Take the current conflict in Ukraine, described by some people as a conflict over water: Russia intervened, they say, to ensure Crimea would get water that Ukraine has been holding back since 2014. But alleged causes of the ongoing invasion also include economics, identity, history, security, and an unhinged dictator.

This does not mean that water is immaterial. Water infrastructure can be a target in war, as when Russian forces cut off Mariupol from its water supply to conquer the city. Water can also be weaponized, as both Ukrainian, and Russian forces have done by breaching dams to flood the landscape, and shift the odds in the ground fight. And, of course, localized conflicts can ignite over water when institutions collapse, as when Russian-backed separatists took over parts of the Donbass region in 2014, cutting in half the Soviet-era integrated water system that served it. History is littered with examples of times when water, or the infrastructure designed to manage it, played some role in war. But that is not the same as being the cause of an international war. Attributing wars to water scarcity implies that material conditions inevitably determine armed conflict, when in fact military aggression is almost always a matter of choice.

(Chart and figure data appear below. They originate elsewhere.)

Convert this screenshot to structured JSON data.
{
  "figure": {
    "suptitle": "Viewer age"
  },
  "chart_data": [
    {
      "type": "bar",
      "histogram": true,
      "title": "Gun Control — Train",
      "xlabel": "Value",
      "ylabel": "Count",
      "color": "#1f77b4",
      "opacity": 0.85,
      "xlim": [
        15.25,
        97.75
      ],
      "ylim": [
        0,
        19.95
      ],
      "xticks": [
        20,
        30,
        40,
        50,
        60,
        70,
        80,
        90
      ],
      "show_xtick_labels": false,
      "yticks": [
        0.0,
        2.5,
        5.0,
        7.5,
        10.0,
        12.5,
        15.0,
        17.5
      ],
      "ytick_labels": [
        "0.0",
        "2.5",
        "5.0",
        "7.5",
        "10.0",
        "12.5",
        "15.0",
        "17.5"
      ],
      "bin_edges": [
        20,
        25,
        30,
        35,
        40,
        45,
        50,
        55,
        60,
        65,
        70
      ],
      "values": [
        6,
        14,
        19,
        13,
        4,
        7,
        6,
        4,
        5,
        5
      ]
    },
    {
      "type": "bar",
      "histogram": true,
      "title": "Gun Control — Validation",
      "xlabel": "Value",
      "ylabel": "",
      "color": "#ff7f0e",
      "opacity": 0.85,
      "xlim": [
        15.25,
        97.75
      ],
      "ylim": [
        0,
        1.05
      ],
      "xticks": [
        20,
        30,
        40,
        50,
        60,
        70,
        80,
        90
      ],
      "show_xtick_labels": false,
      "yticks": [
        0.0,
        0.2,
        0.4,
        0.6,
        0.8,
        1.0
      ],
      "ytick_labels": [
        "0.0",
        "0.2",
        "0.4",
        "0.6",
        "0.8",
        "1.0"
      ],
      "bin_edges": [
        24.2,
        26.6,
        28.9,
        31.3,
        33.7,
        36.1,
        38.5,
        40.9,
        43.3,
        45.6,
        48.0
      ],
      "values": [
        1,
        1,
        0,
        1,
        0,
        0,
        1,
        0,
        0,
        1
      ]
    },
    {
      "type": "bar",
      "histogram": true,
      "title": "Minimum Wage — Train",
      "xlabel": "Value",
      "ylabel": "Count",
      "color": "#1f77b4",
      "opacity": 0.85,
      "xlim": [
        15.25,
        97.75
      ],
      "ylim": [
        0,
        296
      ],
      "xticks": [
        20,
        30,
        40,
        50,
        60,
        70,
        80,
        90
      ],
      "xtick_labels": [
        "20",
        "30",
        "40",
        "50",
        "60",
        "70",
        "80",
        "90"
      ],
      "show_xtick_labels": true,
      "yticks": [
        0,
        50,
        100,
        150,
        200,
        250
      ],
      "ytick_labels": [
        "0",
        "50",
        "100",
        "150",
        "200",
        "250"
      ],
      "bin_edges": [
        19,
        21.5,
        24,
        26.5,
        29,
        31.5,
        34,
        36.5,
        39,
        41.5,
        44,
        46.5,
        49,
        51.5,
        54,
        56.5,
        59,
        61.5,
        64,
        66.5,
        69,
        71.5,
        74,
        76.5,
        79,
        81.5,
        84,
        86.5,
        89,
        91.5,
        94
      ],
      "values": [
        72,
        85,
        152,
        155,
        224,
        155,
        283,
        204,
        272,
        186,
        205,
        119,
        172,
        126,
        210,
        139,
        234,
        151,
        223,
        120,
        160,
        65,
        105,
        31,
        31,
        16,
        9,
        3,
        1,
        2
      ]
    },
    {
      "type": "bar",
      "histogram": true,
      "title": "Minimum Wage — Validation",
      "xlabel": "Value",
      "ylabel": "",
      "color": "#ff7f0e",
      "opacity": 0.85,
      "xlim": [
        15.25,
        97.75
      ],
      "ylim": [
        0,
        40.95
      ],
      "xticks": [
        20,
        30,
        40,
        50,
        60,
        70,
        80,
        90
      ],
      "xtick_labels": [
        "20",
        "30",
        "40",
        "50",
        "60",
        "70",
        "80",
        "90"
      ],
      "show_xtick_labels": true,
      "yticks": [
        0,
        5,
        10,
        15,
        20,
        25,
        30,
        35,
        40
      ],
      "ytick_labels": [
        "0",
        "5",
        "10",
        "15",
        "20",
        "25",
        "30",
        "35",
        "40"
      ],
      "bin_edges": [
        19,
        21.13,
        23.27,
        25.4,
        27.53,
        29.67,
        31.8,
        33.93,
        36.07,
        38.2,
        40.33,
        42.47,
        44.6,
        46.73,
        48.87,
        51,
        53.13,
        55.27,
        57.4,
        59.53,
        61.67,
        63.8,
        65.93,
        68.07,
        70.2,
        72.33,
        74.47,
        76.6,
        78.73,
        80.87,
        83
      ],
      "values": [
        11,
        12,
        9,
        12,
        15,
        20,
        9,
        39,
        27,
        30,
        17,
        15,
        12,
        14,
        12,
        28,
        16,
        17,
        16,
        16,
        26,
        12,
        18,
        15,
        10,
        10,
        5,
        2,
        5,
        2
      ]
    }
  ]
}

Blaming war on water absolves politicians of their responsibility, and deprives people of their agency, undermining efforts to resolve the very conflicts water is supposedly driving. There are 310 river basins straddling national boundaries, covering nearly half of the earth's land surface and home to half of humanity. Many of those rivers are under stress today. Focusing on them as possible theaters of war—as the "water wars" story would have it—diverts us from seeing them for what they could be: 310 instruments of peace. In fact, cooperation rather than conflict is the most common response to a difficult water situation.

In the face of climate change, and deteriorating water security, the real challenge is not war, but successful cooperation.